The end of the first school year is wrapping up for Pike Road Schools. “It’s been a great year,” exclaims Dr. Suzanne Freeman, superintendent of Pike Road Schools. Looking back over the past year, Freeman says it hasn’t always been easy.

“It was challenging for people,” claims Freeman. Besides the fact that this was the very first year for the school system, Pike Road Schools doesn’t teach traditionally and instead follows the method of what’s called project based learning.

“Project based learning makes learning authentic for children and they can see application of what they are doing to other things, so it motivates them and draws them in,” explains Freeman. After our interview with Dr. Freeman, we ran into a parent who also is an assistant at the school.

“My biggest concern is what is that child learning in that classroom,” says Candice Longnecker. Longnecker has a first grader, fourth grader, and sixth grader at the school. She also serves as a teacher’s aide in fifth grade. She says at first she was concerned with the learning style and admits that’s actually why she spent every day at the school. “All my worries went away because the teaching is so fantastic,” said Longnecker.

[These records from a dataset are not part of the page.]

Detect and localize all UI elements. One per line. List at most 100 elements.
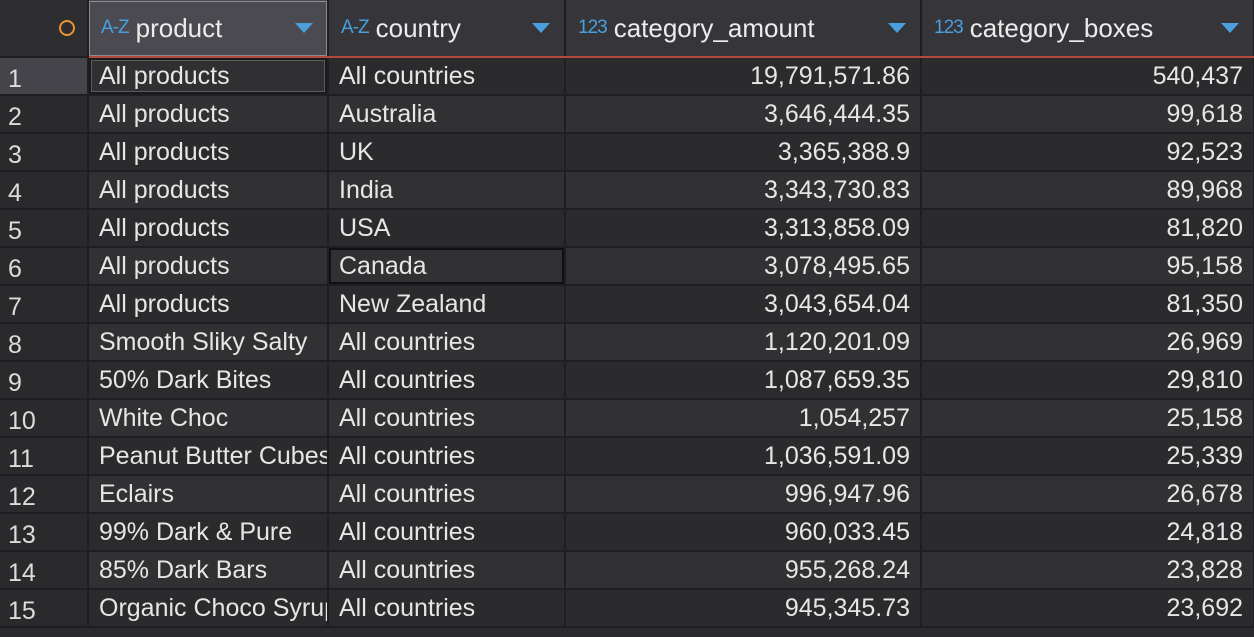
cell-category-amount[interactable]: 1,036,591.09 bbox=[565, 437, 922, 476]
cell-country[interactable]: All countries bbox=[328, 361, 566, 400]
row-number[interactable]: 9 bbox=[0, 361, 89, 400]
row-number[interactable]: 10 bbox=[0, 399, 89, 438]
cell-product[interactable]: All products bbox=[88, 171, 329, 210]
cell-country[interactable]: All countries bbox=[328, 323, 566, 362]
table-row[interactable]: 8 Smooth Sliky Salty All countries 1,120,20… bbox=[0, 323, 1254, 362]
table-row[interactable]: 10 White Choc All countries 1,054,257 25,158 bbox=[0, 399, 1254, 438]
chevron-down-icon[interactable] bbox=[295, 23, 313, 33]
cell-category-boxes[interactable]: 23,692 bbox=[921, 589, 1254, 628]
cell-product[interactable]: All products bbox=[88, 285, 329, 324]
row-number[interactable]: 15 bbox=[0, 589, 89, 628]
cell-category-amount[interactable]: 19,791,571.86 bbox=[565, 57, 922, 96]
cell-product[interactable]: 50% Dark Bites bbox=[88, 361, 329, 400]
cell-category-boxes[interactable]: 81,820 bbox=[921, 209, 1254, 248]
cell-category-amount[interactable]: 960,033.45 bbox=[565, 513, 922, 552]
cell-product[interactable]: All products bbox=[88, 95, 329, 134]
row-number[interactable]: 13 bbox=[0, 513, 89, 552]
row-number[interactable]: 12 bbox=[0, 475, 89, 514]
cell-category-amount[interactable]: 3,646,444.35 bbox=[565, 95, 922, 134]
table-row[interactable]: 3 All products UK 3,365,388.9 92,523 bbox=[0, 133, 1254, 172]
cell-category-amount[interactable]: 955,268.24 bbox=[565, 551, 922, 590]
cell-country[interactable]: UK bbox=[328, 133, 566, 172]
cell-product[interactable]: 99% Dark & Pure bbox=[88, 513, 329, 552]
row-number[interactable]: 8 bbox=[0, 323, 89, 362]
cell-product[interactable]: White Choc bbox=[88, 399, 329, 438]
cell-country[interactable]: All countries bbox=[328, 513, 566, 552]
cell-category-boxes[interactable]: 95,158 bbox=[921, 247, 1254, 286]
cell-category-amount[interactable]: 996,947.96 bbox=[565, 475, 922, 514]
cell-country[interactable]: All countries bbox=[328, 551, 566, 590]
cell-category-amount[interactable]: 3,078,495.65 bbox=[565, 247, 922, 286]
cell-category-boxes[interactable]: 24,818 bbox=[921, 513, 1254, 552]
cell-country[interactable]: All countries bbox=[328, 437, 566, 476]
cell-category-boxes[interactable]: 92,523 bbox=[921, 133, 1254, 172]
cell-category-boxes[interactable]: 26,969 bbox=[921, 323, 1254, 362]
cell-country[interactable]: All countries bbox=[328, 475, 566, 514]
cell-product[interactable]: Peanut Butter Cubes bbox=[88, 437, 329, 476]
cell-category-amount[interactable]: 1,120,201.09 bbox=[565, 323, 922, 362]
table-row[interactable]: 11 Peanut Butter Cubes All countries 1,036,… bbox=[0, 437, 1254, 476]
table-row[interactable]: 12 Eclairs All countries 996,947.96 26,678 bbox=[0, 475, 1254, 514]
row-number[interactable]: 11 bbox=[0, 437, 89, 476]
table-row[interactable]: 13 99% Dark & Pure All countries 960,033.45… bbox=[0, 513, 1254, 552]
cell-product[interactable]: All products bbox=[88, 133, 329, 172]
select-all-corner[interactable] bbox=[0, 0, 89, 58]
cell-country[interactable]: Australia bbox=[328, 95, 566, 134]
table-row[interactable]: 4 All products India 3,343,730.83 89,968 bbox=[0, 171, 1254, 210]
row-number[interactable]: 2 bbox=[0, 95, 89, 134]
row-number[interactable]: 14 bbox=[0, 551, 89, 590]
table-row[interactable]: 2 All products Australia 3,646,444.35 99,618 bbox=[0, 95, 1254, 134]
chevron-down-icon[interactable] bbox=[532, 23, 550, 33]
chevron-down-icon[interactable] bbox=[1221, 23, 1239, 33]
cell-category-boxes[interactable]: 23,828 bbox=[921, 551, 1254, 590]
number-type-icon: 123 bbox=[934, 17, 964, 38]
row-number[interactable]: 3 bbox=[0, 133, 89, 172]
cell-country[interactable]: New Zealand bbox=[328, 285, 566, 324]
cell-product[interactable]: All products bbox=[88, 247, 329, 286]
cell-country[interactable]: All countries bbox=[328, 589, 566, 628]
column-header-product[interactable]: A-Z product bbox=[88, 0, 329, 58]
column-header-category-amount[interactable]: 123 category_amount bbox=[565, 0, 922, 58]
cell-category-amount[interactable]: 3,043,654.04 bbox=[565, 285, 922, 324]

Yet even with the teaching style, Freeman says there is a learning curve for everyone and the system plans to not only assess students as they do now, but give older ones actual grades for them to have on record. Freeman say there are other things the school system is working through as they look towards next school year.

“A few areas where we are going to have a little more structure for kids is be clear about expectations for them. We have some stragglers and then we have some children who are above grade level. We want to make sure we are meeting the needs of all those children. I think we have done a good job on that, but I think there is still room to do a better job on that,” says Freeman. Superintendent Freeman says a major challenge has also been the overcrowding. She says they are at 1,144 students, which is more than what they were expecting and educators had to get creative with space.

She says they are working on that though, adding modular pods. Seventh, eighth, and a new grade for the system next year, ninth grade, will use that space.